Defendant's first two points raised on appeal are related. He alleges that the trial court erred 1) in not removing for cause potential jurors from the jury panel who had sat on the Denny jury; and, 2) in permitting some Denny case jurors to sit on the jury that tried Johnson. He claims that these alleged trial court errors deprived him of his right to an impartial jury panel and jury.
Since defense counsel made no objection to the jury panel at the time of the trial for the reasons now stated, he waived his right to review on these points. We are urged to review these points for plain error as permitted by Rule 30.20, V.A.M.R. While plain errors affecting substantial rights may be considered when the appellate court finds that manifest injustice or miscarriage of justice has resulted therefrom, we find nothing in the record on appeal to mandate such treatment.
A trial court is under no duty to strike any venireman from a jury panel on its own motion. State v. Gamache, 519 S.W.2d 34, 41 (Mo.App.1975). In addition, there is nothing in the record to show that any member of the jury panel, or the jury, was prejudiced against Johnson by reason of their service on the Denny jury.
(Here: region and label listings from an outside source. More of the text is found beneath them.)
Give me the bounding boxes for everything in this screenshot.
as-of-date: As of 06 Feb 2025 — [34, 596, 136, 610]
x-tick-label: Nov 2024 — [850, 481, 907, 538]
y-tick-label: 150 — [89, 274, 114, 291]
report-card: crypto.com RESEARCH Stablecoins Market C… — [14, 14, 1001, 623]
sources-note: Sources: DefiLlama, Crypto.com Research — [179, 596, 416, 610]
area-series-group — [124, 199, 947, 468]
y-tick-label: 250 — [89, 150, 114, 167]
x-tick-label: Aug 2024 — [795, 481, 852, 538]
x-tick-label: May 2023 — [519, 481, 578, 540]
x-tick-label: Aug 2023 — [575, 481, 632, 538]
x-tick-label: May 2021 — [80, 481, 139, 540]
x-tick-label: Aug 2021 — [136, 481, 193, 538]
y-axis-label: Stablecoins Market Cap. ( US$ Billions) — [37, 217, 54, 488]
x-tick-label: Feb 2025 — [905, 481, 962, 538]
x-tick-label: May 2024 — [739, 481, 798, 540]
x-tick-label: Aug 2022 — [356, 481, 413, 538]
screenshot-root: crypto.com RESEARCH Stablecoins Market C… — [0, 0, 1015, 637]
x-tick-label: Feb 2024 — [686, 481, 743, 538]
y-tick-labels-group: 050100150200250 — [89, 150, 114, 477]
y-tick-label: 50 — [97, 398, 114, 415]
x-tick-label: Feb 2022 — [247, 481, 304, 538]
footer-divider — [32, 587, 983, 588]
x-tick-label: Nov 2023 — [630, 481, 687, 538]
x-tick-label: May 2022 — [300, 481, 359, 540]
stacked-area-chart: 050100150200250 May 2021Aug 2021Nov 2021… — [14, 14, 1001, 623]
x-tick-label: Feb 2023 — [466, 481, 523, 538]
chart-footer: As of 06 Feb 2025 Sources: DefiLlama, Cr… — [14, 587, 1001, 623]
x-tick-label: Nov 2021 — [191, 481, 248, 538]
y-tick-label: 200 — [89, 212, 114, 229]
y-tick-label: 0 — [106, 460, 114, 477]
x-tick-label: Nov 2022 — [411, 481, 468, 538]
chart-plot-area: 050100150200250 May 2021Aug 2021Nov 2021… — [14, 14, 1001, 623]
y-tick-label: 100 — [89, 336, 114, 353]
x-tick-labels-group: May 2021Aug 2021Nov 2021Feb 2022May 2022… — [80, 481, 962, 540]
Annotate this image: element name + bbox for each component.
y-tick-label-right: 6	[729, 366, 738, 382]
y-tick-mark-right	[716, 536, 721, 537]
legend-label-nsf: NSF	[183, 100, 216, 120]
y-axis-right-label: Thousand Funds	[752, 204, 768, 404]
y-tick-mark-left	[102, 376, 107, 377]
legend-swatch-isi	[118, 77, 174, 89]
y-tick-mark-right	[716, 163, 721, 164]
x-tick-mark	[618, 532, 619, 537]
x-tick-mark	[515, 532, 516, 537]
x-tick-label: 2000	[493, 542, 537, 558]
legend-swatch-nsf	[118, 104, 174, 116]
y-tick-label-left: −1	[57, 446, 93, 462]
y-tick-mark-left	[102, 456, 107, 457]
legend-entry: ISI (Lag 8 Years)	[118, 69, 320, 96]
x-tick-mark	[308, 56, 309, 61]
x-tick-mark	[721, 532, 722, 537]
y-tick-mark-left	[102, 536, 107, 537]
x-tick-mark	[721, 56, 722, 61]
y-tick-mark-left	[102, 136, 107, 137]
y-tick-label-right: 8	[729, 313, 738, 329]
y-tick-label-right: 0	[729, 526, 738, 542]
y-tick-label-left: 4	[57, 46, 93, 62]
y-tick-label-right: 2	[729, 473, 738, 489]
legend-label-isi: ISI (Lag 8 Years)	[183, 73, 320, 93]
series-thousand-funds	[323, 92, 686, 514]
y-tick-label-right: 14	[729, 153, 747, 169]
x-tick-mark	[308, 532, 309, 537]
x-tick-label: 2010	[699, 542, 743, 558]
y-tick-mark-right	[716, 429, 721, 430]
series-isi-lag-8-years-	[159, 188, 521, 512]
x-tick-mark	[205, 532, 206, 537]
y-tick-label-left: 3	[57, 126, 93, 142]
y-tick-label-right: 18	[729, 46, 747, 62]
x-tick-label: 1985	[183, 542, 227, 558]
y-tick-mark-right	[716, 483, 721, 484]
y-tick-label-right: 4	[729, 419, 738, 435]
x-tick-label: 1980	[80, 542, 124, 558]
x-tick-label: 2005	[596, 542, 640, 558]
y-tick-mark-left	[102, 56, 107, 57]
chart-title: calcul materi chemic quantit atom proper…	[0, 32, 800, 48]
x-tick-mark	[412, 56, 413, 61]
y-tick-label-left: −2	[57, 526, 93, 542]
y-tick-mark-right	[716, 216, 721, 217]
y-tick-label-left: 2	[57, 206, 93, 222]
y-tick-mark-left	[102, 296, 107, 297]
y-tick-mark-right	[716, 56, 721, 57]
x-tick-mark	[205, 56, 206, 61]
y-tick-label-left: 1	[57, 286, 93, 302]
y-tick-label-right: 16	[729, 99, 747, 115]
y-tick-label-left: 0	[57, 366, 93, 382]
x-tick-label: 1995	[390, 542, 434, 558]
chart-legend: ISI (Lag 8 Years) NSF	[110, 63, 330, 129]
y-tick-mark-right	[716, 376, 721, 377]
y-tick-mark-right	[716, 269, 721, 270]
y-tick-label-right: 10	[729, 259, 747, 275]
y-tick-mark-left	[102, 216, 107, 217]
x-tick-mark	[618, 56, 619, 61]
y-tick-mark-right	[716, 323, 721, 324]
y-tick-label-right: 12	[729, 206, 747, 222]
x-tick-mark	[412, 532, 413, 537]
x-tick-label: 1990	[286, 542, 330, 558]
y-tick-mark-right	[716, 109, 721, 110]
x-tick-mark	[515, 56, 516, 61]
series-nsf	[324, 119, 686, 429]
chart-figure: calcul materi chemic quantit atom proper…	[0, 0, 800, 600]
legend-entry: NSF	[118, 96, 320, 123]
Mere assertions of prejudice by defense counsel in a motion for new trial, or *292 in a brief on appeal, are not sufficient to sustain defendant's burden of proving that the jury panel, or individual jurors, were prejudiced against him. State v. Howard, 606 S.W.2d 268, 269 (Mo.App.1980). See also State v. Gamache, supra, at p. 41. Points one and two are denied.
Johnson's final point relied on is that his trial counsel was ineffective either by reason of his failure to challenge for cause any and all members of the jury panel who had served on the Denny jury, or by reason of his failure to advise defendant of his right to challenge the Denny jurors for cause. The test for ineffective assistance of counsel is two-pronged. First, whether counsel exercised the customary skill and diligence that a reasonably competent attorney would exercise under similar circumstances. Second, whether counsel's failure to exercise such skill and diligence resulted in prejudice to his client. Seales v. State, 580 S.W.2d 733, 735-737 (Mo.banc 1979).
The record here contains sufficient facts for review of that question, although the issue of ineffectiveness of assistance of counsel generally is better taken up on a motion to vacate sentence than on direct appeal. See State v. Hall, 525 S.W.2d 364, 365 (Mo.App.1975). Even if we assumed that the defendant's trial attorney failed to exercise the requisite skill and diligence in not challenging for cause the Denny jurors, or in not informing the defendant of his right to challenge the Denny jurors for cause, there is nothing in the record to show that Johnson was prejudiced by such failure. See Kelton v. United States, 394 F. Supp. 173, 177-180 (W.D.Mo. 1975), aff'd. 518 F.2d 531, 533-534 (8th Cir. 1975), cert. den., 423 U.S. 1021, 96 S. Ct. 460, 46 L. Ed. 2d 394 (1975), and Barkwell v. State, 619 S.W.2d 511, 512 (Mo.App.1981).
The evidence of defendant's guilt was overwhelming, he had a fair trial, and we find no error on the part of the trial court that resulted in manifest injustice or a miscarriage of justice.
The judgment is affirmed.
All concur.
NOTES
[1]  Appellant, in his brief, states that there were only nine persons on the jury panel who had also served as jurors in the Denny case. However, the record reveals that there were ten persons on the jury panel who had also served on the Denny case, but that one of those ten was excused for cause by the trial court due to her severe sinus problem. Appellant also states in his brief that three Denny case jurors served on the Johnson jury. Again, the record shows that there were actually four.